炊事に関しても、味を良くする方法や効率良く仕上げる方法、質を落とさず食材を保管しておく方法など、次々と教えてくれる。複数の書物を暗記しているのではないかと思わせる程、細かい点まで熟知していながら、物知り顔に為ること無く知識を分け与えてくれるのだ。
此処のところ瑠璃の前では身構えていた麗蘭も、先刻の風友とのやり取りを経て言動を改めるよう努めた。子供染みた意地を張るのは止めにし、貴重な友を大切にすべきだと思い直した。

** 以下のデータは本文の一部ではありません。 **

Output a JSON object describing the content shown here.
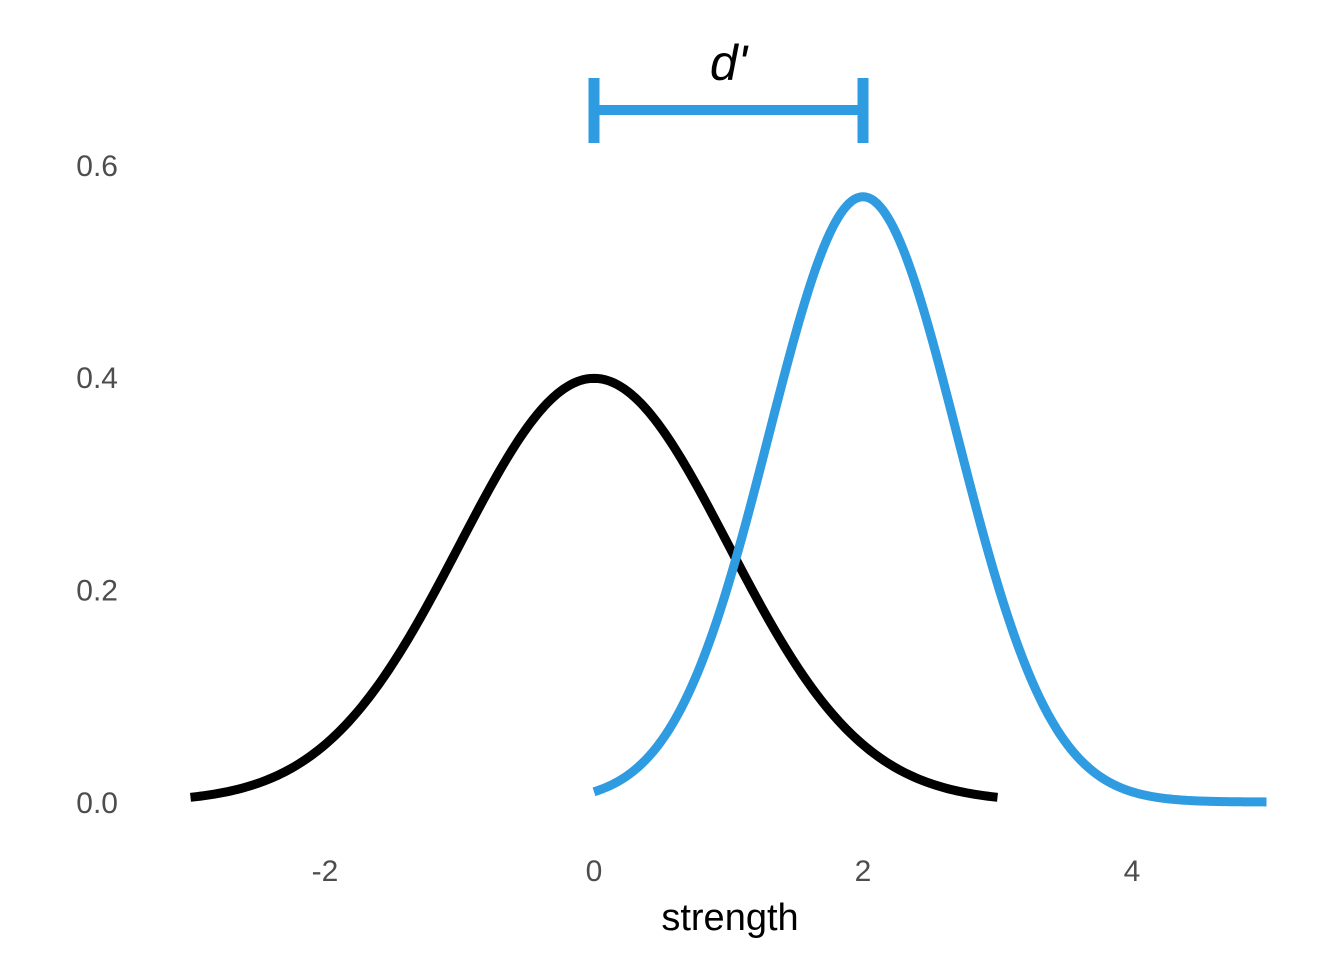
{
  "chart_data": {
    "type": "line",
    "title": "",
    "xlabel": "strength",
    "ylabel": "",
    "xlim": [
      -3,
      5
    ],
    "ylim": [
      0,
      0.6
    ],
    "x_ticks": [
      {
        "value": -2,
        "label": "-2"
      },
      {
        "value": 0,
        "label": "0"
      },
      {
        "value": 2,
        "label": "2"
      },
      {
        "value": 4,
        "label": "4"
      }
    ],
    "y_ticks": [
      {
        "value": 0.0,
        "label": "0.0"
      },
      {
        "value": 0.2,
        "label": "0.2"
      },
      {
        "value": 0.4,
        "label": "0.4"
      },
      {
        "value": 0.6,
        "label": "0.6"
      }
    ],
    "grid": false,
    "legend": "none",
    "series": [
      {
        "distribution": "normal",
        "mean": 0,
        "sd": 1,
        "x_range": [
          -3,
          3
        ],
        "peak": 0.4,
        "color": "#000000"
      },
      {
        "distribution": "normal",
        "mean": 2,
        "sd": 0.7,
        "x_range": [
          0,
          5
        ],
        "peak": 0.57,
        "color": "#2f9be0"
      }
    ],
    "annotation": {
      "label": "d'",
      "from_x": 0,
      "to_x": 2,
      "y": 0.65,
      "color": "#2f9be0"
    }
  }
}
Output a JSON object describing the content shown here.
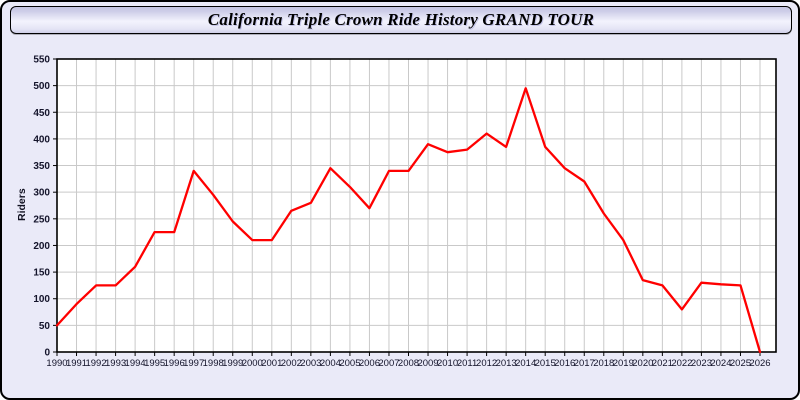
{
  "title": "California Triple Crown Ride History GRAND TOUR",
  "colors": {
    "panel_bg": "#eaeaf8",
    "plot_bg": "#ffffff",
    "grid": "#c9c9c9",
    "axis": "#000000",
    "line": "#ff0000",
    "tick_label": "#14142b"
  },
  "chart_data": {
    "type": "line",
    "title": "California Triple Crown Ride History GRAND TOUR",
    "xlabel": "",
    "ylabel": "Riders",
    "ylim": [
      0,
      550
    ],
    "ytick_step": 50,
    "grid": true,
    "legend": false,
    "x": [
      1990,
      1991,
      1992,
      1993,
      1994,
      1995,
      1996,
      1997,
      1998,
      1999,
      2000,
      2001,
      2002,
      2003,
      2004,
      2005,
      2006,
      2007,
      2008,
      2009,
      2010,
      2011,
      2012,
      2013,
      2014,
      2015,
      2016,
      2017,
      2018,
      2019,
      2020,
      2021,
      2022,
      2023,
      2024,
      2025,
      2026
    ],
    "series": [
      {
        "name": "Riders",
        "color": "#ff0000",
        "values": [
          50,
          90,
          125,
          125,
          160,
          225,
          225,
          340,
          295,
          245,
          210,
          210,
          265,
          280,
          345,
          310,
          270,
          340,
          340,
          390,
          375,
          380,
          410,
          385,
          495,
          385,
          345,
          320,
          260,
          210,
          135,
          125,
          80,
          130,
          127,
          125,
          0
        ]
      }
    ]
  }
}
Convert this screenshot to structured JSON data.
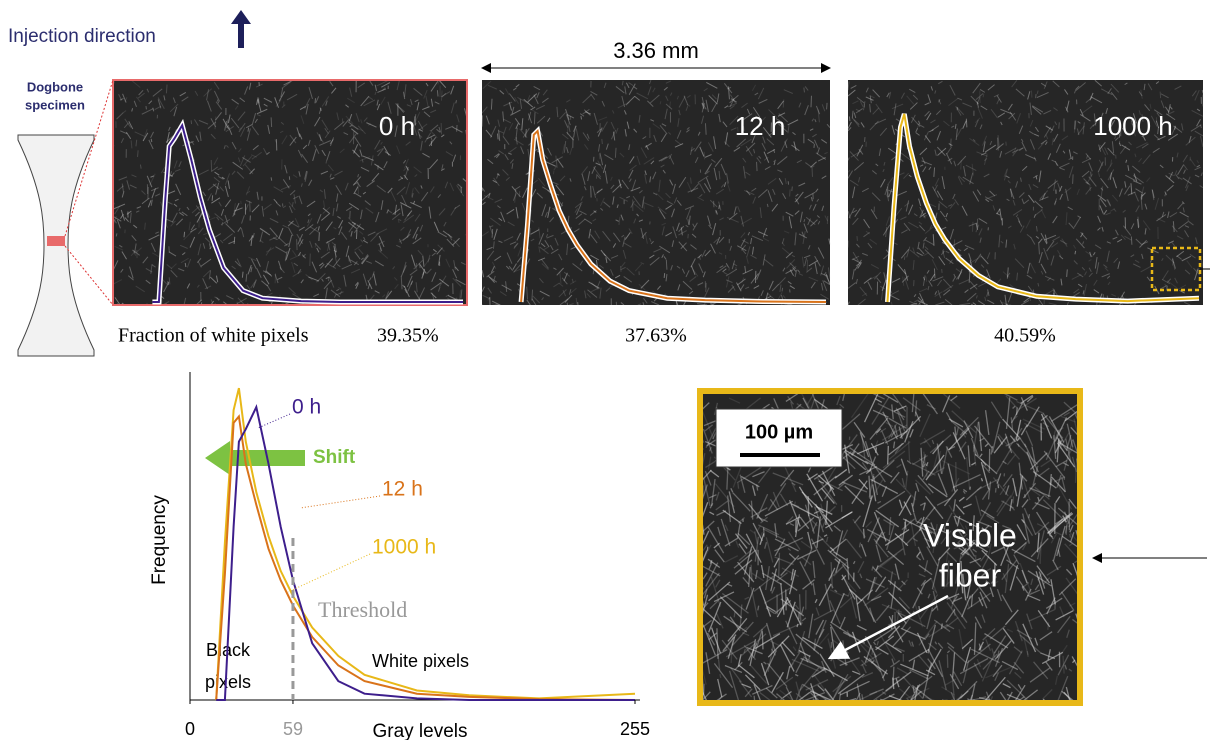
{
  "header": {
    "injection_label": "Injection direction",
    "specimen_label": [
      "Dogbone",
      "specimen"
    ],
    "scale_label": "3.36 mm"
  },
  "panels": [
    {
      "time": "0 h",
      "fraction": "39.35%"
    },
    {
      "time": "12 h",
      "fraction": "37.63%"
    },
    {
      "time": "1000 h",
      "fraction": "40.59%"
    }
  ],
  "fraction_prefix": "Fraction of white pixels",
  "chart_data": {
    "type": "line",
    "x_label": "Gray levels",
    "y_label": "Frequency",
    "x": [
      15,
      20,
      25,
      28,
      32,
      38,
      45,
      52,
      59,
      70,
      85,
      100,
      130,
      160,
      200,
      255
    ],
    "xlim": [
      0,
      255
    ],
    "ylim": [
      0,
      100
    ],
    "xticks": [
      0,
      59,
      255
    ],
    "series": [
      {
        "name": "0 h",
        "color": "#3d1e8c",
        "values": [
          0,
          0,
          55,
          82,
          86,
          93,
          75,
          55,
          38,
          18,
          6,
          2,
          0.5,
          0,
          0,
          0
        ]
      },
      {
        "name": "12 h",
        "color": "#d9731a",
        "values": [
          0,
          40,
          88,
          90,
          75,
          62,
          48,
          38,
          30,
          20,
          11,
          6,
          2,
          1,
          0.3,
          0
        ]
      },
      {
        "name": "1000 h",
        "color": "#e8b818",
        "values": [
          0,
          50,
          92,
          99,
          82,
          66,
          52,
          41,
          33,
          23,
          14,
          8,
          3,
          1.5,
          0.5,
          2
        ]
      }
    ],
    "annotations": {
      "shift": "Shift",
      "threshold": "Threshold",
      "black": [
        "Black",
        "pixels"
      ],
      "white": "White pixels"
    }
  },
  "inset": {
    "scale_bar": "100 µm",
    "annotation": [
      "Visible",
      "fiber"
    ]
  }
}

麗蘭が自分への接し方を軟化させたのに、賢い瑠璃は気が付いていただろう。だが其処について反応を見せることは無かった。見た目通りの寛容さから、敢えて気にしない素振りを貫いたのか、精神的に十分熟しているため無関心なのか。或いは、何らかの企図が有っての対応なのか――素直で正直な麗蘭とは正反対に、瑠璃は深層を欠片も見せなかった。
実際風友が危惧していたのも、神気の性質よりも奥が見通せぬ内面の方であった。風友の武人としての眼でも、十年以上多くの子供たちを育ててきた師としての眼でも、瑠璃が思考し、胸の中に秘めているものを窺い知れなかったのである。